The Sixth District Court is not bound by the DC appellate court’s holding in the Perry case. Indeed, it is possible Judge Brown’s dissent in the Perry case will be persuasive. If that happens, there would be contradictory rulings in two federal appellate courts, raising the possibility of consideration by the U.S. Supreme Court.
In the meantime, groups of shareholders in Michigan and Minnesota are challenging the legality of the Sweep based on broader constitutional principles concerning separation of power and the authority of each branch of government. They argue the FHFA is unconstitutional in its structure: Immune from Congressional oversight because it requires no appropriation from Congress; immune from presidential oversight because it is run by a single director rather than a board and the director is removable by the president only for cause; and immune from judicial review, per the pleading of government lawyers in other shareholder suits.
These new challenges of FHFA’s action with regard to the Sweep also rest on the fact that the so-called Appointments Clause in Article I of the Constitution has been held to require principal officers to be nominated by the president and confirmed by the Senate. With regard to FHFA, Ed DeMarco, whose hostility to Fannie and Freddie and their shareholders is now well known, was serving merely as acting director of FHFA when the Net Worth Sweep went into effect in 2012. On top of that, these suits invoke the Constitutional non-delegation doctrine that says that agencies need to have an “intelligible principle.” Since the Appeals Court in the Perry case held that intelligible principle of preserving and conserving assets and operating the institutions in a sound and solvent manner was not binding at all, this begs the question of whether the FHFA has any restraint at all. This represents an astounding case of a government agency doing whatever it pleases and makes statutory language inconsequential.

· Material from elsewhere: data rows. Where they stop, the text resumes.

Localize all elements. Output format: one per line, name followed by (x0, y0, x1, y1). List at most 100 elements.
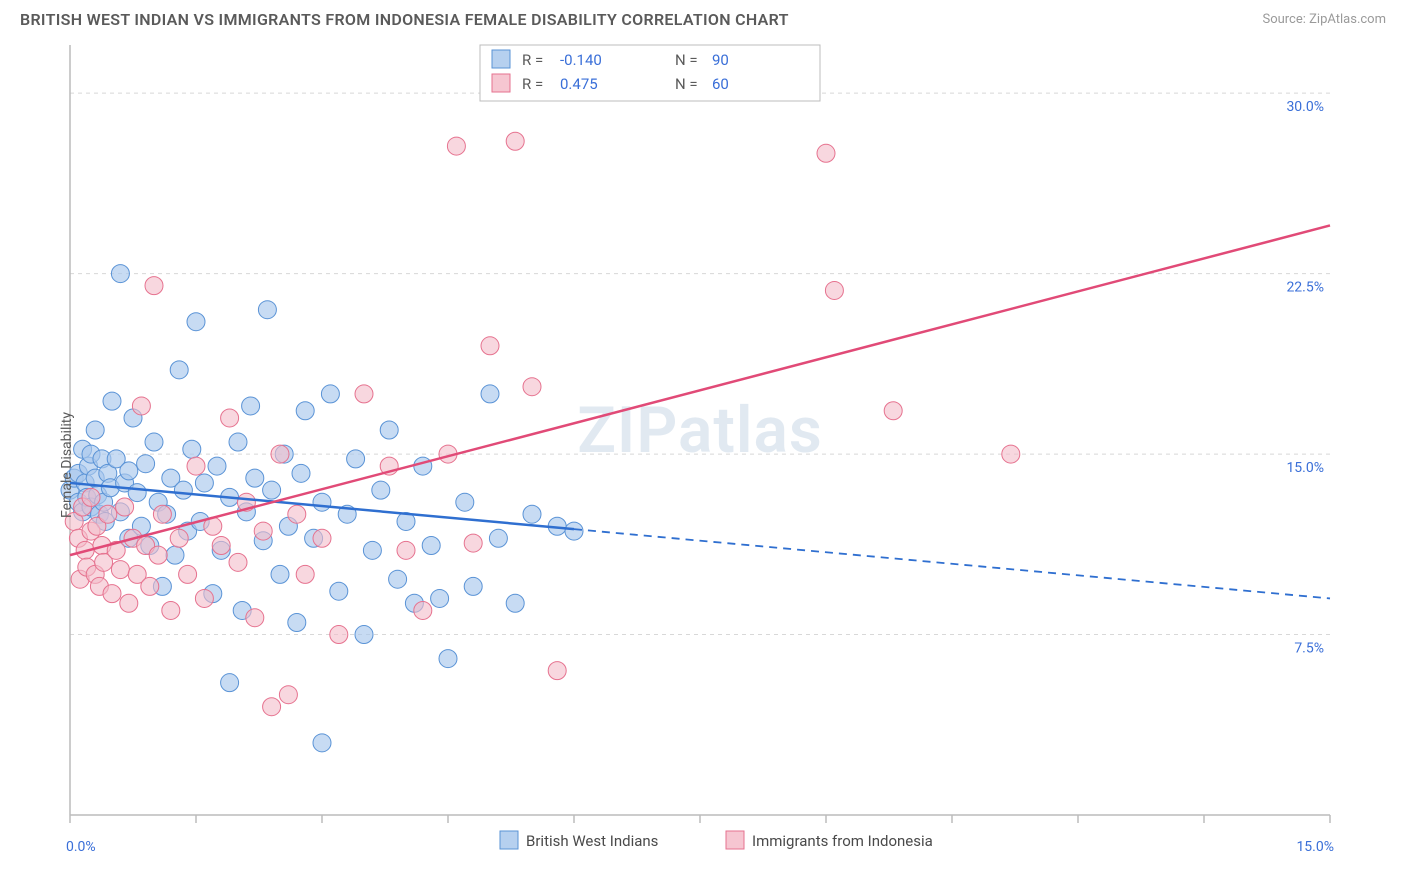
data-point (229, 553, 247, 571)
data-point (195, 474, 213, 492)
stats-label: R = (522, 75, 543, 93)
data-point (263, 698, 281, 716)
data-point (120, 594, 138, 612)
data-point (82, 488, 100, 506)
data-point (292, 464, 310, 482)
source-attribution: Source: ZipAtlas.com (1262, 12, 1386, 27)
data-point (221, 409, 239, 427)
data-point (212, 537, 230, 555)
data-point (481, 337, 499, 355)
correlation-chart: 7.5%15.0%22.5%30.0%0.0%15.0%ZIPatlasR =-… (20, 35, 1386, 895)
data-point (128, 484, 146, 502)
data-point (242, 397, 260, 415)
data-point (506, 132, 524, 150)
regression-line-extrapolated (574, 529, 1330, 598)
stats-r-value: 0.475 (560, 75, 598, 93)
y-axis-label: Female Disability (59, 412, 75, 518)
data-point (1002, 445, 1020, 463)
watermark: ZIPatlas (577, 393, 823, 468)
data-point (347, 450, 365, 468)
data-point (523, 378, 541, 396)
data-point (363, 541, 381, 559)
data-point (817, 144, 835, 162)
stats-label: R = (522, 51, 543, 69)
data-point (456, 493, 474, 511)
data-point (162, 601, 180, 619)
regression-line (70, 225, 1330, 555)
data-point (372, 481, 390, 499)
data-point (271, 565, 289, 583)
data-point (313, 493, 331, 511)
data-point (321, 385, 339, 403)
stats-n-value: 90 (712, 51, 729, 69)
y-tick-label: 30.0% (1286, 99, 1324, 115)
y-tick-label: 22.5% (1286, 280, 1324, 296)
stats-r-value: -0.140 (560, 51, 602, 69)
data-point (288, 505, 306, 523)
data-point (397, 541, 415, 559)
legend-label: Immigrants from Indonesia (752, 832, 933, 850)
data-point (288, 614, 306, 632)
data-point (330, 626, 348, 644)
data-point (296, 402, 314, 420)
data-point (825, 281, 843, 299)
stats-label: N = (675, 75, 698, 93)
data-point (313, 734, 331, 752)
data-point (174, 481, 192, 499)
y-tick-label: 7.5% (1294, 641, 1324, 657)
data-point (187, 457, 205, 475)
data-point (103, 585, 121, 603)
data-point (145, 433, 163, 451)
data-point (263, 481, 281, 499)
data-point (111, 265, 129, 283)
data-point (330, 582, 348, 600)
data-point (296, 565, 314, 583)
data-point (414, 601, 432, 619)
data-point (120, 462, 138, 480)
data-point (431, 589, 449, 607)
data-point (132, 397, 150, 415)
data-point (489, 529, 507, 547)
data-point (86, 421, 104, 439)
data-point (355, 626, 373, 644)
data-point (187, 313, 205, 331)
data-point (246, 469, 264, 487)
data-point (166, 546, 184, 564)
x-tick-label: 0.0% (66, 839, 96, 855)
data-point (229, 433, 247, 451)
data-point (523, 505, 541, 523)
data-point (389, 570, 407, 588)
legend-swatch (500, 831, 518, 849)
data-point (170, 529, 188, 547)
chart-title: BRITISH WEST INDIAN VS IMMIGRANTS FROM I… (20, 10, 789, 29)
data-point (208, 457, 226, 475)
data-point (464, 534, 482, 552)
data-point (103, 392, 121, 410)
data-point (246, 609, 264, 627)
data-point (179, 565, 197, 583)
data-point (414, 457, 432, 475)
data-point (447, 137, 465, 155)
data-point (380, 421, 398, 439)
legend-swatch (492, 74, 510, 92)
data-point (422, 537, 440, 555)
data-point (506, 594, 524, 612)
data-point (884, 402, 902, 420)
legend-swatch (726, 831, 744, 849)
data-point (258, 301, 276, 319)
data-point (548, 662, 566, 680)
legend-label: British West Indians (526, 832, 658, 850)
x-tick-label: 15.0% (1296, 839, 1334, 855)
data-point (170, 361, 188, 379)
data-point (195, 589, 213, 607)
data-point (149, 546, 167, 564)
data-point (183, 440, 201, 458)
data-point (313, 529, 331, 547)
stats-n-value: 60 (712, 75, 729, 93)
data-point (254, 522, 272, 540)
data-point (153, 505, 171, 523)
data-point (145, 277, 163, 295)
data-point (481, 385, 499, 403)
data-point (141, 577, 159, 595)
data-point (439, 650, 457, 668)
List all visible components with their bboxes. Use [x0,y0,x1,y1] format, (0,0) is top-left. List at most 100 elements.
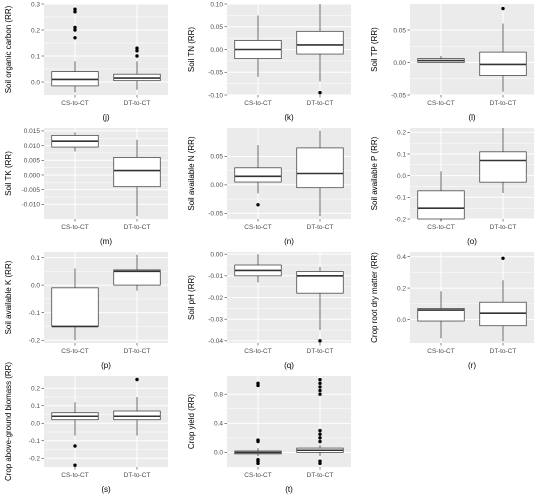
y-tick-label: 0.015 [24,128,41,135]
outlier-point [318,436,322,440]
y-tick-label: 0.05 [393,27,406,34]
x-tick-label: CS-to-CT [427,348,454,355]
panel-q: -0.04 -0.03 -0.02 -0.01 0.00 CS-to-CT DT-to-CT… [187,251,351,370]
y-tick-label: 0.4 [397,254,406,261]
box-dt-to-ct [113,377,161,436]
y-tick-label: 0.1 [31,53,40,60]
y-tick-label: 0.3 [31,1,40,8]
panel-j: 0.0 0.1 0.2 0.3 CS-to-CT DT-to-CT (j) Soil orga… [4,1,168,122]
panel-label: (r) [468,361,476,370]
y-axis-title: Soil TK (RR) [4,151,13,196]
y-tick-label: -0.05 [208,70,223,77]
box-cs-to-ct [417,291,465,339]
outlier-point [318,381,322,385]
y-tick-label: -0.1 [29,310,41,317]
box-cs-to-ct [51,268,99,341]
y-tick-label: -0.05 [208,211,223,218]
x-tick-label: DT-to-CT [307,472,334,479]
y-tick-label: 0.10 [210,1,223,8]
box-dt-to-ct [296,4,344,95]
panel-label: (m) [100,237,112,246]
panel-s: -0.2 -0.1 0.0 0.1 0.2 CS-to-CT DT-to-CT (s) Crop… [4,362,168,494]
y-tick-label: 0.0 [31,421,40,428]
outlier-point [318,461,322,466]
outlier-point [256,203,260,207]
iqr-box [417,190,465,220]
outlier-point [73,10,77,14]
y-tick-label: 0.05 [210,154,223,161]
box-dt-to-ct [479,256,527,342]
x-tick-label: CS-to-CT [61,224,88,231]
y-tick-label: 0.00 [210,47,223,54]
box-cs-to-ct [417,171,465,222]
y-tick-label: -0.010 [22,202,41,209]
y-tick-label: 0.0 [397,173,406,180]
y-tick-label: 0.2 [397,285,406,292]
iqr-box [234,167,282,183]
panel-background [44,376,168,467]
panel-label: (k) [284,113,294,122]
panel-label: (s) [101,485,111,494]
outlier-point [318,385,322,389]
box-cs-to-ct [51,402,99,467]
y-tick-label: -0.01 [208,273,223,280]
outlier-point [256,438,260,442]
y-axis-title: Soil available K (RR) [4,260,13,334]
panel-label: (n) [284,237,294,246]
outlier-point [135,46,139,50]
outlier-point [318,428,322,433]
outlier-point [73,36,77,40]
y-axis-title: Crop root dry matter (RR) [370,252,379,343]
y-tick-label: 0.1 [31,403,40,410]
outlier-point [256,461,260,466]
panel-label: (t) [285,485,293,494]
y-tick-label: 0.010 [24,143,41,150]
outlier-point [135,54,139,58]
iqr-box [51,287,99,327]
outlier-point [73,444,77,448]
y-tick-label: -0.2 [29,456,41,463]
y-tick-label: 0.2 [31,27,40,34]
box-cs-to-ct [234,145,282,207]
y-axis-title: Soil pH (RR) [187,275,196,320]
outlier-point [501,6,505,11]
x-tick-label: DT-to-CT [124,224,151,231]
y-tick-label: -0.2 [395,216,407,223]
x-tick-label: DT-to-CT [490,100,517,107]
box-dt-to-ct [479,128,527,193]
y-tick-label: 0.2 [31,386,40,393]
box-dt-to-ct [296,377,344,466]
panel-t: 0.0 0.4 0.8 CS-to-CT DT-to-CT (t) Crop yield (… [187,376,351,494]
box-dt-to-ct [113,254,161,291]
x-tick-label: DT-to-CT [307,100,334,107]
y-tick-label: 0.00 [210,182,223,189]
panel-n: -0.05 0.00 0.05 CS-to-CT DT-to-CT (n) Soil ava… [187,128,351,246]
x-tick-label: CS-to-CT [244,472,271,479]
panel-label: (l) [468,113,475,122]
panel-m: -0.010 -0.005 0.000 0.005 0.010 0.015 CS-to-CT… [4,128,168,246]
x-tick-label: CS-to-CT [61,348,88,355]
box-cs-to-ct [417,56,465,63]
y-tick-label: 0.0 [397,317,406,324]
box-dt-to-ct [296,130,344,217]
y-tick-label: 0.00 [393,60,406,67]
y-tick-label: 0.005 [24,158,41,165]
x-tick-label: DT-to-CT [490,224,517,231]
box-dt-to-ct [296,267,344,343]
box-cs-to-ct [234,381,282,466]
iqr-box [296,30,344,55]
x-tick-label: DT-to-CT [124,472,151,479]
y-tick-label: 0.1 [31,255,40,262]
outlier-point [318,392,322,396]
outlier-point [73,25,77,30]
panel-label: (o) [467,237,477,246]
y-tick-label: 0.000 [24,172,41,179]
box-cs-to-ct [234,15,282,77]
x-tick-label: CS-to-CT [61,472,88,479]
y-tick-label: 0.8 [214,392,223,399]
y-tick-label: 0.4 [214,421,223,428]
y-axis-title: Crop yield (RR) [187,394,196,449]
y-tick-label: -0.04 [208,338,223,345]
x-tick-label: DT-to-CT [124,348,151,355]
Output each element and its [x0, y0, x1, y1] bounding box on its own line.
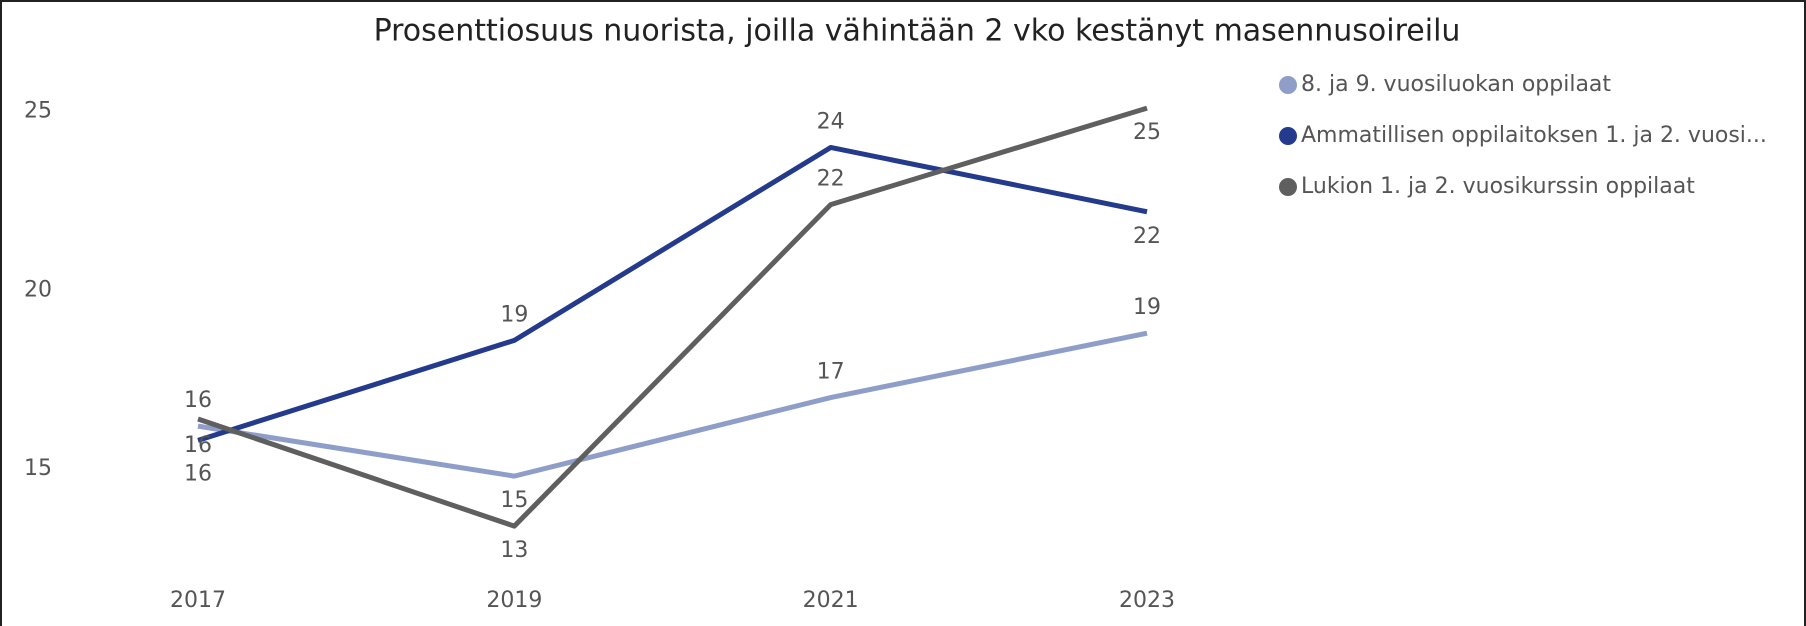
data-label: 16: [184, 433, 212, 458]
series-line: [197, 330, 1148, 479]
legend-marker: [1279, 76, 1297, 94]
series-line: [197, 144, 1148, 443]
legend-label: 8. ja 9. vuosiluokan oppilaat: [1301, 72, 1611, 97]
x-tick-label: 2017: [170, 588, 226, 613]
data-label: 13: [500, 538, 528, 563]
data-label: 19: [500, 302, 528, 327]
legend-marker: [1279, 127, 1297, 145]
data-label: 16: [184, 461, 212, 486]
data-label: 16: [184, 388, 212, 413]
data-label: 22: [817, 167, 845, 192]
y-tick-label: 20: [24, 277, 52, 302]
y-tick-label: 25: [24, 99, 52, 124]
data-label: 22: [1133, 224, 1161, 249]
data-label: 17: [817, 360, 845, 385]
legend-label: Ammatillisen oppilaitoksen 1. ja 2. vuos…: [1301, 123, 1767, 148]
x-tick-label: 2021: [803, 588, 859, 613]
x-tick-label: 2019: [486, 588, 542, 613]
legend-marker: [1279, 178, 1297, 196]
x-tick-label: 2023: [1119, 588, 1175, 613]
legend-label: Lukion 1. ja 2. vuosikurssin oppilaat: [1301, 174, 1695, 199]
data-label: 19: [1133, 295, 1161, 320]
y-tick-label: 15: [24, 456, 52, 481]
series-line: [197, 105, 1148, 529]
data-label: 24: [817, 109, 845, 134]
data-label: 25: [1133, 120, 1161, 145]
data-label: 15: [500, 488, 528, 513]
chart-title: Prosenttiosuus nuorista, joilla vähintää…: [374, 14, 1461, 49]
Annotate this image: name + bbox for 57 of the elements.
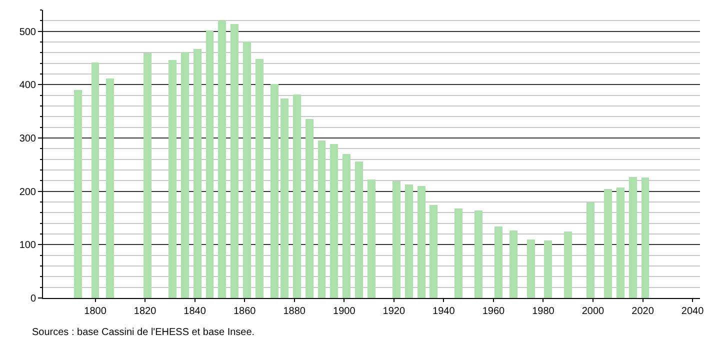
y-tick-label: 300 — [19, 134, 36, 144]
bar — [628, 176, 637, 298]
bar — [206, 30, 214, 298]
x-tick-label: 1880 — [283, 306, 306, 317]
bar — [454, 208, 463, 298]
bar — [342, 154, 351, 298]
x-tick-label: 1800 — [84, 306, 107, 317]
y-tick-label: 500 — [19, 26, 36, 38]
bar — [74, 90, 82, 298]
bar — [193, 48, 202, 298]
bar — [430, 205, 438, 298]
bar — [292, 94, 301, 298]
bar — [392, 181, 400, 298]
bar — [330, 144, 338, 298]
bar — [641, 177, 650, 298]
bar — [305, 118, 314, 298]
bar — [256, 59, 264, 298]
x-tick-label: 2000 — [582, 306, 605, 317]
bar — [404, 184, 413, 298]
bar — [616, 188, 624, 298]
bar — [604, 189, 612, 298]
y-tick-label: 200 — [19, 186, 36, 198]
bar — [526, 239, 535, 298]
bar — [355, 161, 364, 298]
y-tick-label: 400 — [19, 80, 36, 92]
x-tick-label: 2040 — [681, 306, 704, 317]
bar — [91, 62, 100, 298]
bar — [564, 231, 572, 298]
bar — [368, 180, 376, 298]
x-tick-label: 1960 — [482, 306, 505, 317]
x-tick-label: 1980 — [532, 306, 555, 317]
bar — [509, 230, 518, 298]
bar — [544, 240, 552, 298]
bar — [280, 98, 288, 298]
bar — [218, 20, 226, 298]
bar — [144, 53, 152, 298]
bar — [417, 186, 426, 298]
x-tick-label: 1940 — [432, 306, 456, 317]
bar — [586, 202, 594, 298]
y-tick-label: 0 — [30, 294, 36, 304]
x-tick-label: 1840 — [184, 306, 206, 317]
bar — [180, 52, 189, 298]
x-tick-label: 1920 — [382, 306, 406, 317]
bar — [494, 226, 502, 298]
source-note: Sources : base Cassini de l'EHESS et base Insee. — [32, 327, 255, 338]
x-tick-label: 1900 — [333, 306, 356, 317]
bar — [168, 60, 176, 298]
bar — [318, 140, 326, 298]
x-tick-label: 2020 — [632, 306, 654, 317]
y-tick-label: 100 — [19, 240, 36, 252]
bar — [106, 78, 114, 298]
bar — [474, 210, 482, 298]
bar — [270, 84, 278, 298]
x-tick-label: 1860 — [233, 306, 256, 317]
x-tick-label: 1820 — [134, 306, 157, 317]
bar — [243, 41, 252, 298]
bar — [230, 24, 239, 298]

Interestingly, the only other government agency with authority over such a segment of the economy with a composition similar to the FHFA is the Consumer Financial Protection Bureau (CFPB). Litigation over the constitutionality of the CFPB’s structure continues to work its way through the federal court system.
The “temporary” conservatorship forced on Fannie and Freddie is now in its ninth year. The Net Worth Sweep has sent close to $270 billion of the companies’ earning to Treasury, over $80 billion more than the $187.5 billion in emergency funds extended to the companies. Until officials in the Trump Administration decide to end the fiasco and embrace a plan to make shareholders whole and protect taxpayers and qualified buyers over the long term, the legal battles to overturn the unprecedented actions by government officials to invalidate the rights of shareholders will continue.